MS: Now you are in Zambia where we understand people like you who had worked for the Rhodesian security forces were given a hard time by the military intelligence officer, how was it?

Cde Moyo: When we got to Nampundwe which was a transit camp, it was raining the whole night and in the morning came these intelligence officers, Bango, Madondo, Mudzi, Kaizer and Tafara to screen the new arrivals. We were badly treated but with me it wasn’t all that bad. They knew that I was a former policeman and accused me of being in Zambia to spy for the Rhodesians. They did not put me in the pits because there was an urgent signal from Dumiso Dabengwa that I should go to Lusaka and see him. So those guys didn’t have much time to harass me.

MS: Why did Dabengwa want to see you, why a sort of special treatment given to you, did you know him before?

Cde Moyo: I don’t know why Dabengwa wanted to see me and up to now he has never told me. Of course I knew him from the police records, he was one of the carded people as in my police duties I had covered Ntabazinduna, his home area. Dabengwa comes from Ntabazinduna, but of course they later moved to Gwatemba in Insiza where his father had bought a farm in the African Purchasing area.

MS: When you came face to face with Dabengwa what did he say?

Cde Moyo: When I was taken to Lusaka and found him he instructed that I should be taken to Chilenje. He then followed and he started asking me a lot of things.

He looked more interested into a sort of an update of the Rhodesian security forces structure and operations of course. In an uncompromising mood he said I should give him the enemy strategy straight away. As an intelligence person he knew a lot about the Rhodesian activities but he wanted me to tell him. So I told him what I knew, the activities of various army, police and intelligence units. I told him about the crucial departments.
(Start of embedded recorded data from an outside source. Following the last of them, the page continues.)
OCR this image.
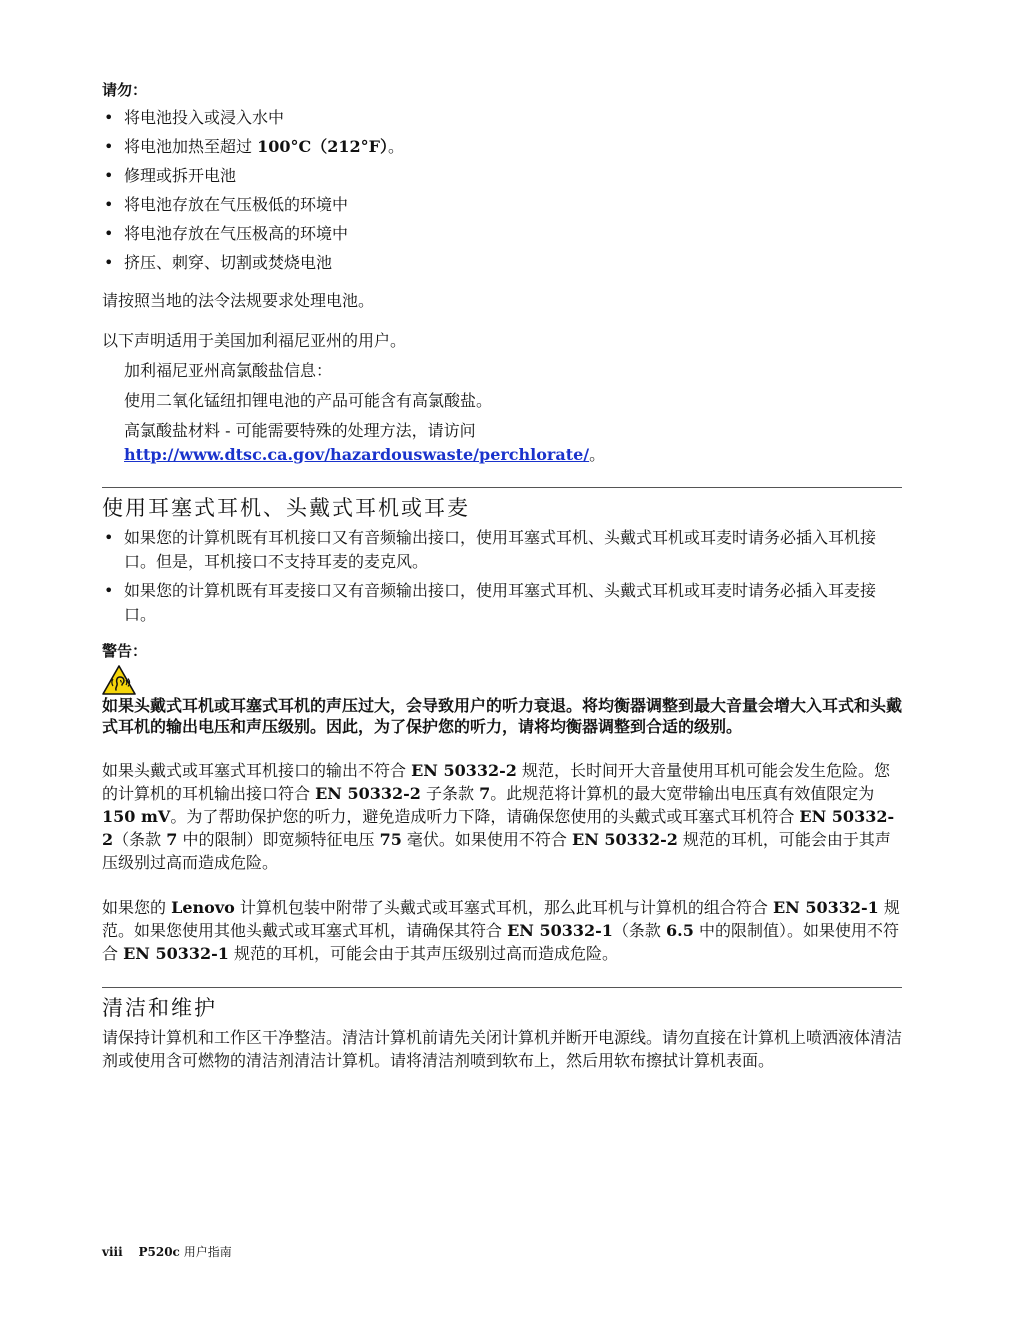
请勿：
• 将电池投入或浸入水中
• 将电池加热至超过 100°C（212°F）。
• 修理或拆开电池
• 将电池存放在气压极低的环境中
• 将电池存放在气压极高的环境中
• 挤压、刺穿、切割或焚烧电池

请按照当地的法令法规要求处理电池。

以下声明适用于美国加利福尼亚州的用户。

加利福尼亚州高氯酸盐信息：

使用二氧化锰纽扣锂电池的产品可能含有高氯酸盐。

高氯酸盐材料 - 可能需要特殊的处理方法，请访问 http://www.dtsc.ca.gov/hazardouswaste/perchlorate/。

使用耳塞式耳机、头戴式耳机或耳麦
• 如果您的计算机既有耳机接口又有音频输出接口，使用耳塞式耳机、头戴式耳机或耳麦时请务必插入耳机接口。但是，耳机接口不支持耳麦的麦克风。
• 如果您的计算机既有耳麦接口又有音频输出接口，使用耳塞式耳机、头戴式耳机或耳麦时请务必插入耳麦接口。
警告：

如果头戴式耳机或耳塞式耳机的声压过大，会导致用户的听力衰退。将均衡器调整到最大音量会增大入耳式和头戴式耳机的输出电压和声压级别。因此，为了保护您的听力，请将均衡器调整到合适的级别。

如果头戴式或耳塞式耳机接口的输出不符合 EN 50332-2 规范，长时间开大音量使用耳机可能会发生危险。您的计算机的耳机输出接口符合 EN 50332-2 子条款 7。此规范将计算机的最大宽带输出电压真有效值限定为 150 mV。为了帮助保护您的听力，避免造成听力下降，请确保您使用的头戴式或耳塞式耳机符合 EN 50332-2（条款 7 中的限制）即宽频特征电压 75 毫伏。如果使用不符合 EN 50332-2 规范的耳机，可能会由于其声压级别过高而造成危险。

如果您的 Lenovo 计算机包装中附带了头戴式或耳塞式耳机，那么此耳机与计算机的组合符合 EN 50332-1 规范。如果您使用其他头戴式或耳塞式耳机，请确保其符合 EN 50332-1（条款 6.5 中的限制值）。如果使用不符合 EN 50332-1 规范的耳机，可能会由于其声压级别过高而造成危险。

清洁和维护

请保持计算机和工作区干净整洁。清洁计算机前请先关闭计算机并断开电源线。请勿直接在计算机上喷洒液体清洁剂或使用含可燃物的清洁剂清洁计算机。请将清洁剂喷到软布上，然后用软布擦拭计算机表面。

viii P520c 用户指南
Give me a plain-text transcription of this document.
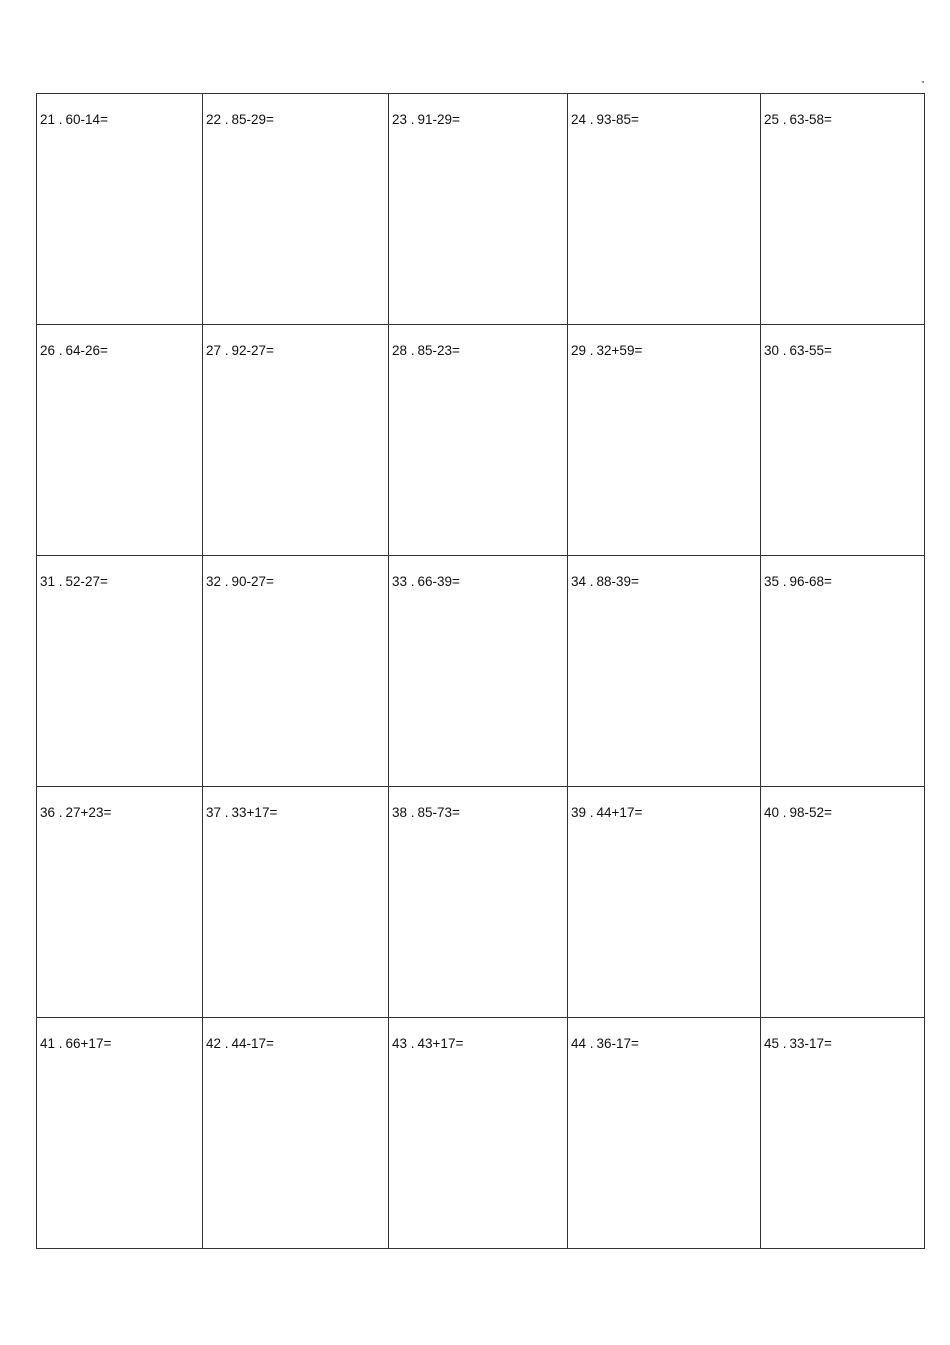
,,
21 . 60-14=	22 . 85-29=	23 . 91-29=	24 . 93-85=	25 . 63-58=

26 . 64-26=	27 . 92-27=	28 . 85-23=	29 . 32+59=	30 . 63-55=

31 . 52-27=	32 . 90-27=	33 . 66-39=	34 . 88-39=	35 . 96-68=

36 . 27+23=	37 . 33+17=	38 . 85-73=	39 . 44+17=	40 . 98-52=

41 . 66+17=	42 . 44-17=	43 . 43+17=	44 . 36-17=	45 . 33-17=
I told him about the activities of ground coverage units, Special Branch One and Two, Police Anti-Terrorist Unit (PATU), later to be called Support Unit, Law and Order section which worked closely with the CIO and the district assistants. I also gave him information on the operations of the army.

He then left but he kept on coming back, I think for five days he was still digging for information from me. Later on I was allowed to join others. However, I didn’t stay long in Zambia as I was part of the 29 who were chosen to go and do a nine-month course in intelligence training at the Moscow Academy of Intelligence Studies in the Soviet Union.

Our group which was led by Cde Joel Sijila had comrades like Aleck Ndlovu, King Madida, Nkosana Dlodlo and Stephen Mbizo.